Words and money and money for words. I’m rather impressed by The New Inquiry, where my roomate’s an editor. I’d love to do something similar, though more visual-critical and grounded in the screen/image—along the lines of this blog (if anyone’s interested?). And/or actually under my name, now that I’m looking to cover at least a third of living through freelancing? (Or: hire/publish me! Please!).



From October I’ll be at the Left Forum part-time, through to the end of this year’s conference. In between, a lot of time to write, and cutting up my first proper journal article. (Because in the personal a/hierarchy of things, clearly peer reviewed trumps everything?) And then my visa ends, fittingly perhaps, on mayday. After that, possibly Dubai? Cairo? Mumbai? Via, if I can work it, EGS and Berlin in the summer. In the meanwhile though, the air is getting crisper and everything feels like it’s falling into place, just a little bit. And it’s nice.

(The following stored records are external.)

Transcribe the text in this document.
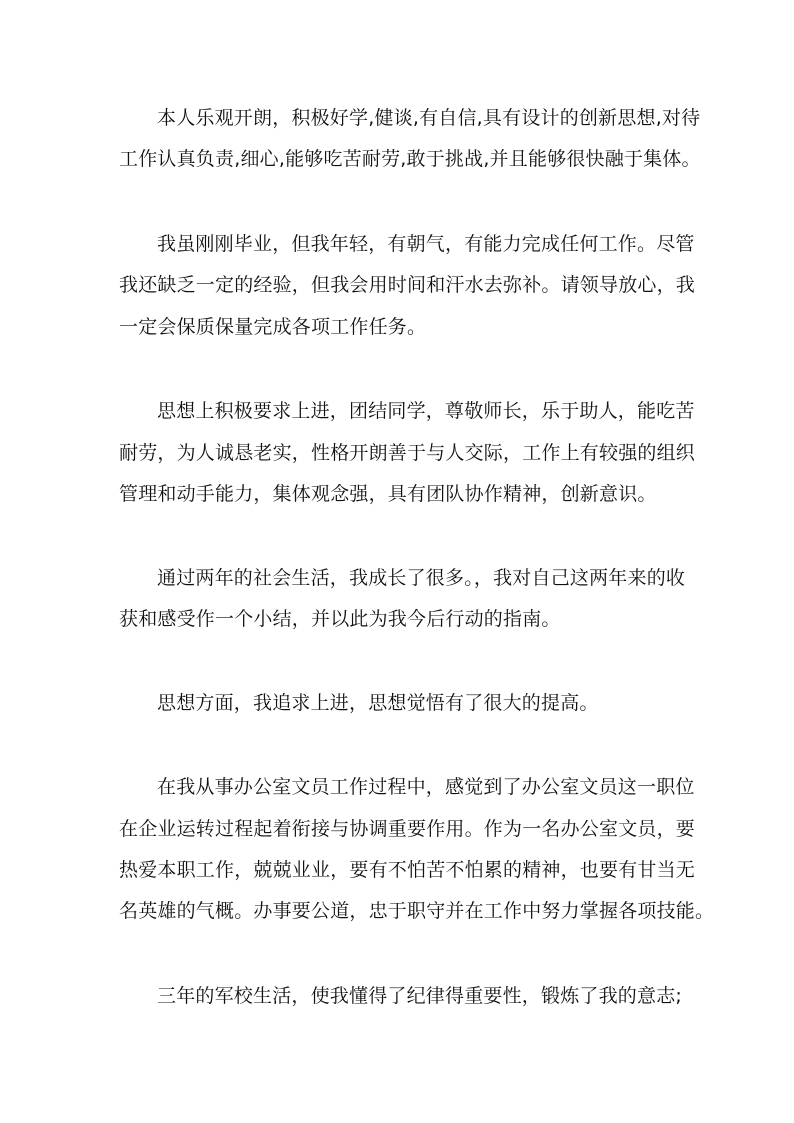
本人乐观开朗，积极好学,健谈,有自信,具有设计的创新思想,对待
工作认真负责,细心,能够吃苦耐劳,敢于挑战,并且能够很快融于集体。
我虽刚刚毕业，但我年轻，有朝气，有能力完成任何工作。尽管
我还缺乏一定的经验，但我会用时间和汗水去弥补。请领导放心，我
一定会保质保量完成各项工作任务。
思想上积极要求上进，团结同学，尊敬师长，乐于助人，能吃苦
耐劳，为人诚恳老实，性格开朗善于与人交际，工作上有较强的组织
管理和动手能力，集体观念强，具有团队协作精神，创新意识。
通过两年的社会生活，我成长了很多。，我对自己这两年来的收
获和感受作一个小结，并以此为我今后行动的指南。
思想方面，我追求上进，思想觉悟有了很大的提高。
在我从事办公室文员工作过程中，感觉到了办公室文员这一职位
在企业运转过程起着衔接与协调重要作用。作为一名办公室文员，要
热爱本职工作，兢兢业业，要有不怕苦不怕累的精神，也要有甘当无
名英雄的气概。办事要公道，忠于职守并在工作中努力掌握各项技能。
三年的军校生活，使我懂得了纪律得重要性，锻炼了我的意志;
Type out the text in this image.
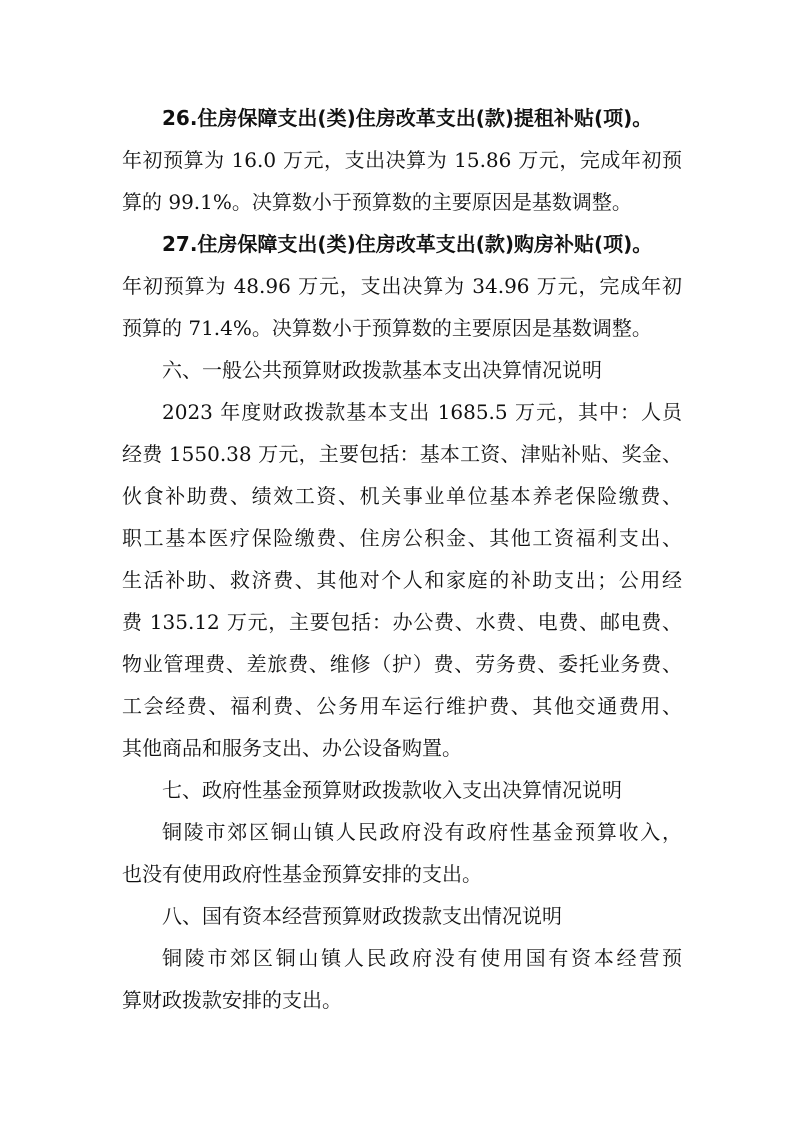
26.住房保障支出(类)住房改革支出(款)提租补贴(项)。
年初预算为 16.0 万元，支出决算为 15.86 万元，完成年初预
算的 99.1%。决算数小于预算数的主要原因是基数调整。
27.住房保障支出(类)住房改革支出(款)购房补贴(项)。
年初预算为 48.96 万元，支出决算为 34.96 万元，完成年初
预算的 71.4%。决算数小于预算数的主要原因是基数调整。
六、一般公共预算财政拨款基本支出决算情况说明
2023 年度财政拨款基本支出 1685.5 万元，其中：人员
经费 1550.38 万元，主要包括：基本工资、津贴补贴、奖金、
伙食补助费、绩效工资、机关事业单位基本养老保险缴费、
职工基本医疗保险缴费、住房公积金、其他工资福利支出、
生活补助、救济费、其他对个人和家庭的补助支出；公用经
费 135.12 万元，主要包括：办公费、水费、电费、邮电费、
物业管理费、差旅费、维修（护）费、劳务费、委托业务费、
工会经费、福利费、公务用车运行维护费、其他交通费用、
其他商品和服务支出、办公设备购置。
七、政府性基金预算财政拨款收入支出决算情况说明
铜陵市郊区铜山镇人民政府没有政府性基金预算收入，
也没有使用政府性基金预算安排的支出。
八、国有资本经营预算财政拨款支出情况说明
铜陵市郊区铜山镇人民政府没有使用国有资本经营预
算财政拨款安排的支出。
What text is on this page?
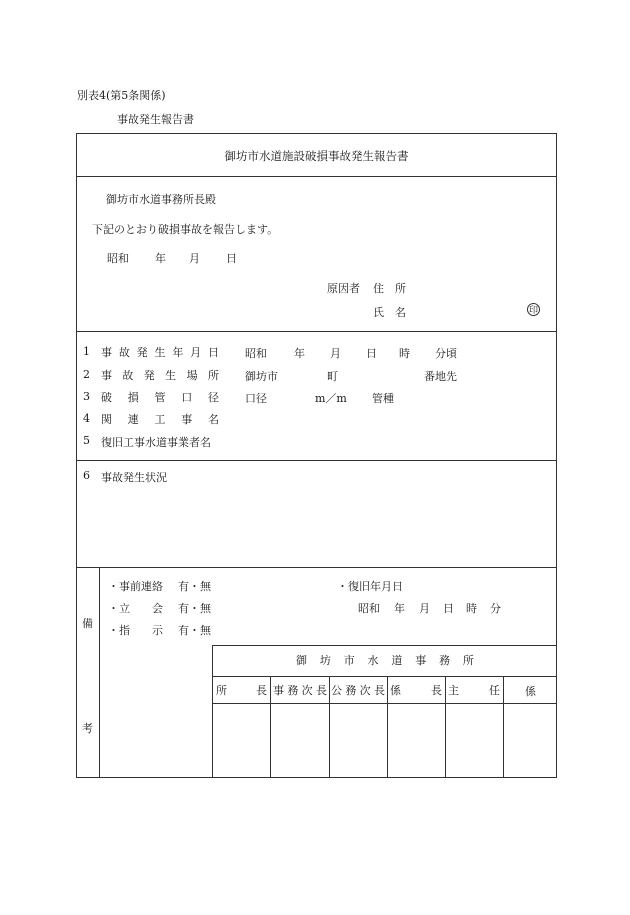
別表4(第5条関係)
事故発生報告書
御坊市水道施設破損事故発生報告書
御坊市水道事務所長殿
下記のとおり破損事故を報告します。
昭和 年 月 日
原因者 住　所
氏　名	印
1 事 故 発 生 年 月 日 昭和 年 月 日 時 分頃
2 事 故 発 生 場 所 御坊市	町	番地先
3 破 損 管 口 径 口径	m／m 管種
4 関 連 工 事 名
5 復旧工事水道事業者名
6 事故発生状況
備
考
・事前連絡 有・無
・立　　会 有・無
・指　　示 有・無
・復旧年月日
昭和 年 月 日 時 分
御 坊 市 水 道 事 務 所
所	長 事 務 次 長 公 務 次 長 係	長 主	任 係
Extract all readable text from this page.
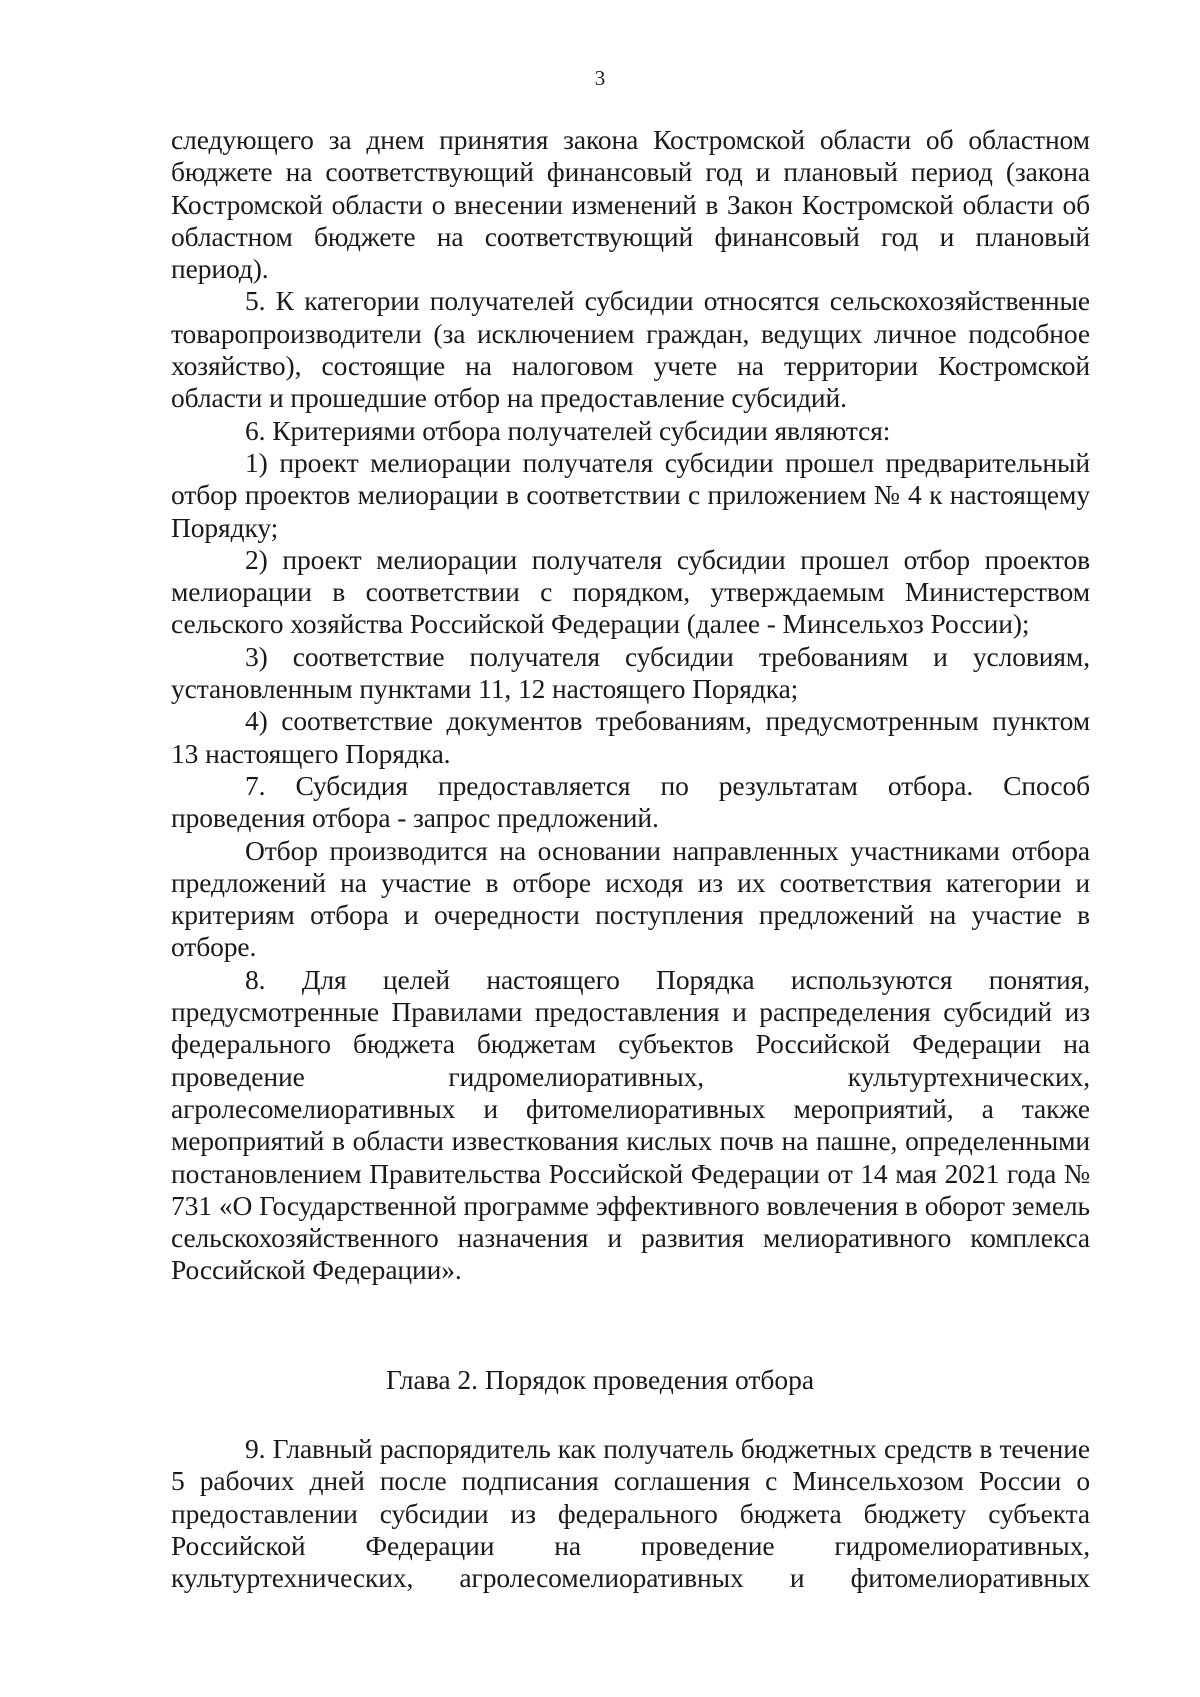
3

следующего за днем принятия закона Костромской области об областном бюджете на соответствующий финансовый год и плановый период (закона Костромской области о внесении изменений в Закон Костромской области об областном бюджете на соответствующий финансовый год и плановый период).

5. К категории получателей субсидии относятся сельскохозяйственные товаропроизводители (за исключением граждан, ведущих личное подсобное хозяйство), состоящие на налоговом учете на территории Костромской области и прошедшие отбор на предоставление субсидий.

6. Критериями отбора получателей субсидии являются:

1) проект мелиорации получателя субсидии прошел предварительный отбор проектов мелиорации в соответствии с приложением № 4 к настоящему Порядку;

2) проект мелиорации получателя субсидии прошел отбор проектов мелиорации в соответствии с порядком, утверждаемым Министерством сельского хозяйства Российской Федерации (далее - Минсельхоз России);

3) соответствие получателя субсидии требованиям и условиям, установленным пунктами 11, 12 настоящего Порядка;

4) соответствие документов требованиям, предусмотренным пунктом 13 настоящего Порядка.

7. Субсидия предоставляется по результатам отбора. Способ проведения отбора - запрос предложений.

Отбор производится на основании направленных участниками отбора предложений на участие в отборе исходя из их соответствия категории и критериям отбора и очередности поступления предложений на участие в отборе.

8. Для целей настоящего Порядка используются понятия, предусмотренные Правилами предоставления и распределения субсидий из федерального бюджета бюджетам субъектов Российской Федерации на проведение гидромелиоративных, культуртехнических, агролесомелиоративных и фитомелиоративных мероприятий, а также мероприятий в области известкования кислых почв на пашне, определенными постановлением Правительства Российской Федерации от 14 мая 2021 года № 731 «О Государственной программе эффективного вовлечения в оборот земель сельскохозяйственного назначения и развития мелиоративного комплекса Российской Федерации».

Глава 2. Порядок проведения отбора

9. Главный распорядитель как получатель бюджетных средств в течение 5 рабочих дней после подписания соглашения с Минсельхозом России о предоставлении субсидии из федерального бюджета бюджету субъекта Российской Федерации на проведение гидромелиоративных, культуртехнических, агролесомелиоративных и фитомелиоративных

I’m quite taken with these paper sculptures by Stephen Doyle. His thought process—a kind of physicalisation of first hypertext, then language itself is interesting. Lately I’ve been thinking of language as a legal contract or relational boundary, or an urban (and obviously bodily) inscription, but there’s something to this too.
The idea was to make fun of hypertext on a computer — how a line will lead from here to there, thereby changing the context of every other line. I had intended it as a parody, but it actually had some serious weight as a visual idea. That’s when the exploration really started… Somewhere along the line I started wondering, well, what does happen when you take the ideas out? So, I started taking out the binding and the pages and setting the words free. And I’ve been working from there.


From the same interview with Felt and Wire, this is most compelling:
If words have physical form — if language casts a shadow — how does that change the way you relate to it? That question is at the crux of what I’m after. Sometimes language becomes an object or a structure, and sometimes an object becomes language
The latter part, sure. But language as shadow itself? I’m still tied to conceiving it as always interstitial, that clean or more often fuzzy line between object/entity and its shadow. Yet this is still inarticulate and vague. It’s worth trying to unschool myself of this urge to always define and hold, even if said concepts or definitions are allowed to be mutable and slippery.